A Proof of the Butterfly Theorem Using Ceva’s Theorem

Cesare Donolato
Forum Geometricorum, Volume 16 (2016) 185–186

We introduce the points $A'\;$ and $D'\,$ that are the symmetric of $A\;$ and $D\;$ about $M,\;$ respectively. Hence, $MA' = MA\;$ and $MD' = MD.\;$ Next we connect the point $D'\;$ to $A'\;$ and $B,\;$ and call $E\;$ the intersection of $DB\;$ with the line through $P\;$ and $Q.\;$ Thus we have constructed triangle $MBD'\;$ with cevians $D'A',\;$ $ME,\;$ and $BC.\;$

We show that the segment $DA\;$ cuts the chord $PQ\;$ at the same point $Y\;$ as $BC,\;$ i.e., that the three cevians are concurrent at $Y.\;$ This property will be proved by applying Ceva’s theorem to triangle $MBD'.\;$

Lemma

In triangle $MBD,\;$ the cevians $DA,\;$ $ME,\;$ and $BC\;$ are concurrent at $Y.\;$

Proof of Lemma

We set $MA'=MA=\rho_1,\;$ $MB=r_1,\;$ $MC=r_2\;$ and $MD'=MD=\rho_2.\;$ We observe that $\displaystyle\frac{BE}{ED'}=\frac{r_1\sin\beta}{\rho_2\sin\alpha},\;$ the ratio of respective distances of $B\;$ and $D'\;$ from the line $PQ.\;$ Moreover, $A'B=r_1-\rho_1,\;$ and $D'C=\rho_2-r_2.\;$ Now,

(1)

$\displaystyle\begin{align} \frac{BE}{ED'}\cdot\frac{D'C}{CM}\cdot\frac{MA'}{A'B} &= \frac{r_1\sin\beta}{\rho_2\sin\alpha}\cdot\frac{\rho_2-r_2}{r_2}\cdot\frac{\rho_1}{r_1-\rho_1}\\ &=\frac{(\rho_2-r_2)\sin\beta}{(r_1-\rho_1)\sin\alpha}, \end{align}$

since $\rho_1r_1=\rho_2r_2\;$ by the Intersecting Chords Theorem.

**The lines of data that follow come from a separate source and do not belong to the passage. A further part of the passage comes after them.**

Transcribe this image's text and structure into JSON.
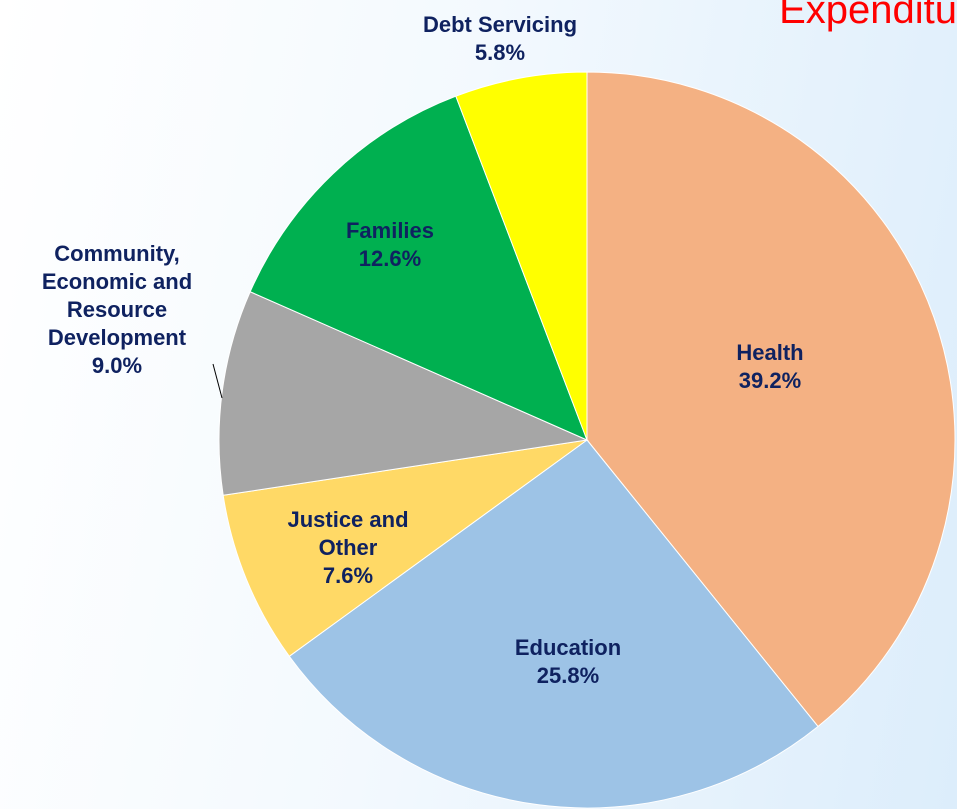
{
  "chart_data": {
    "type": "pie",
    "title": "Expenditu",
    "categories": [
      "Health",
      "Education",
      "Justice and Other",
      "Community, Economic and Resource Development",
      "Families",
      "Debt Servicing"
    ],
    "values": [
      39.2,
      25.8,
      7.6,
      9.0,
      12.6,
      5.8
    ],
    "value_labels": [
      "39.2%",
      "25.8%",
      "7.6%",
      "9.0%",
      "12.6%",
      "5.8%"
    ],
    "colors": [
      "#f4b183",
      "#9dc3e6",
      "#ffd966",
      "#a6a6a6",
      "#00b050",
      "#ffff00"
    ]
  }
}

The differences appearing in (1) can be written in terms of the distance $d = OM\;$ of the circle center $O\;$ to the chord $PQ,\;$ and the angles $\alpha\;$ and $\beta.\;$ The above figure shows that the projection of $OM\;$ onto the chord $PQ\;$ has length $d\sin\alpha,\;$ so that we get $\displaystyle\rho_2=\frac{1}{2}CD+d\sin\alpha,\;$ and $\displaystyle r_2=\frac{1}{2}C-d\sin\alpha.\;$ Hence, $\rho_2-r_2=2d\sin\alpha.\;$ Similarly, we find $r_1-\rho_1=2d\sin\beta.$ Substituting these expressions into (1) we obtain

$\displaystyle\frac{BE}{ED'}\cdot\frac{D'C}{CM}\cdot\frac{MA'}{A'B}=1.$

By Ceva's Theorem, the cevians $D'A',\;$ $ME,\;$ and $BC\;$ are concurrent. The common point is clearly $Y.$

Proof of Butterfly Theorem

We observe that triangle $MA'D'\;$ is congruent by construction to triangle $MAD,\;$ because two sides of the first $(MA',MD')\;$ are equal to two sides of the second $(MA,MD),\;$ and the included angles are equal. It follows that $\angle MD'Y = \angle MDX.\;$ Consequently, triangles $MD'Y\;$ and $MDX\;$ are also congruent, since they have equal two pairs of angles $(\angle MD'Y = \angle MDX,\;$ and $\angle YMD'= \angle XMD,\;$ vertical angles), as well as the included sides $(MD' = MD).\;$ This congruence implies that the corresponding sides $MY\;$ and $MX\;$ are equal. Therefore, $M\;$ is the midpoint of $XY\;$ and the butterfly theorem is proved.